Changpeng Zhao (Binance), la légende des cryptobros

On l’appelle aussi « CZ » chez les cryptobros. Cet entrepreneur sino-canadien de 44 ans est considéré comme une légende de la crypto, car il est parvenu à devenir la plus grosse fortune des cryptomonnaies en quelques mois (96 milliards de dollars selon Bloomberg). Celle-ci se rapproche des sommes titanesques accumulées par le PDG de Meta Mark Zuckerberg, et les fondateurs de Google Larry Page et Sergey Brin. Avec 85 millions d’utilisateurs, sa plateforme d’échanges de cryptomonnaies Binance a dépassé son rival américain Coinbase, créée pourtant 4 ans plus tôt.

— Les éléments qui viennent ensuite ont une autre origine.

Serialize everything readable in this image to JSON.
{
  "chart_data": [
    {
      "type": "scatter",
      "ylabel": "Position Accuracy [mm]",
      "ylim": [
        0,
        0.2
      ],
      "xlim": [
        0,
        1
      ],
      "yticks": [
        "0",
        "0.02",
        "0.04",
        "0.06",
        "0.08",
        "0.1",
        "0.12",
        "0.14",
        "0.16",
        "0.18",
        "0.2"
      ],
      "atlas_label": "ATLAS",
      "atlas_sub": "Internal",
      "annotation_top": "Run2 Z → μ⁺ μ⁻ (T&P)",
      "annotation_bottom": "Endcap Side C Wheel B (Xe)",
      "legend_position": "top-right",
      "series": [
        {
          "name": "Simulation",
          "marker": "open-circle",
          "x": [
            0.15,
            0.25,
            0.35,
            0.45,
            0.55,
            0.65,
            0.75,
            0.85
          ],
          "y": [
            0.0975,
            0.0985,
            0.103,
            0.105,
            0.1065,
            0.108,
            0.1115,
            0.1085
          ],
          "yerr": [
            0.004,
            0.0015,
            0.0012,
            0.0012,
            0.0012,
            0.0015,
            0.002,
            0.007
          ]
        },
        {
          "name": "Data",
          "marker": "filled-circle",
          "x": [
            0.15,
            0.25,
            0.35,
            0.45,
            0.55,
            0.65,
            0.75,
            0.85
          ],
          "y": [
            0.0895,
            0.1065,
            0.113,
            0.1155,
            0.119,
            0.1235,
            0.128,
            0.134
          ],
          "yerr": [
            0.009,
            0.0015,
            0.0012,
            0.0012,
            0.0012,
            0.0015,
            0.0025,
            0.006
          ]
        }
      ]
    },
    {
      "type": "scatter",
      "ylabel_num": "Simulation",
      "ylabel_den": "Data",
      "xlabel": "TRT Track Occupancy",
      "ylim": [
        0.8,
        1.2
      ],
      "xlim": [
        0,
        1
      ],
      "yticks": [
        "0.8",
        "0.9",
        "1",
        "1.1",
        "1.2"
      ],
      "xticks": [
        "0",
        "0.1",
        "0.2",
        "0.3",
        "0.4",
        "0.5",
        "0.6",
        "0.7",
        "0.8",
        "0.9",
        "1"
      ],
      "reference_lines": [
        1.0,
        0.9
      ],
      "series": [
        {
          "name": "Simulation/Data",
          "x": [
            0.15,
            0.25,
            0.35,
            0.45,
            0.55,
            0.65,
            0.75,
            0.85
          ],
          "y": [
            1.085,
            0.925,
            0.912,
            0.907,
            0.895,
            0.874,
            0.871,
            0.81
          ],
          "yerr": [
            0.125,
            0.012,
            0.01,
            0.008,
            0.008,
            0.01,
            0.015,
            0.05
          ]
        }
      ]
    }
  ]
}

Sam Bankman-Fried, le golden boy 

C’est le plus jeune de cette nouvelle génération de patrons stars. Sam Bankman-Fried, aka « SBF » (les initiales semblent à la mode dans le Web3) a 29 ans et a créé FTX, un concurrent de Binance et Coinbase, il y a deux ans. Selon Forbes sa fortune s’élèverait déjà à 22,5 milliards de dollars. De quoi faire de cet entrepreneur diplômé en physique et en mathématiques au look décontracté, l’un des hommes de moins de trente ans les plus riches de l’histoire (seul Mark Zuckerberg a été plus riche avant la trentaine). Sa société basée aux Bahamas vient de lever 400 millions de dollars. FTX est la première plateforme à avoir introduit les « tokenised stock » , (ou actions tokenisées), un produit financier qui permet d’investir dans des entreprises de la Bourse traditionnelle sans sortir de FTX.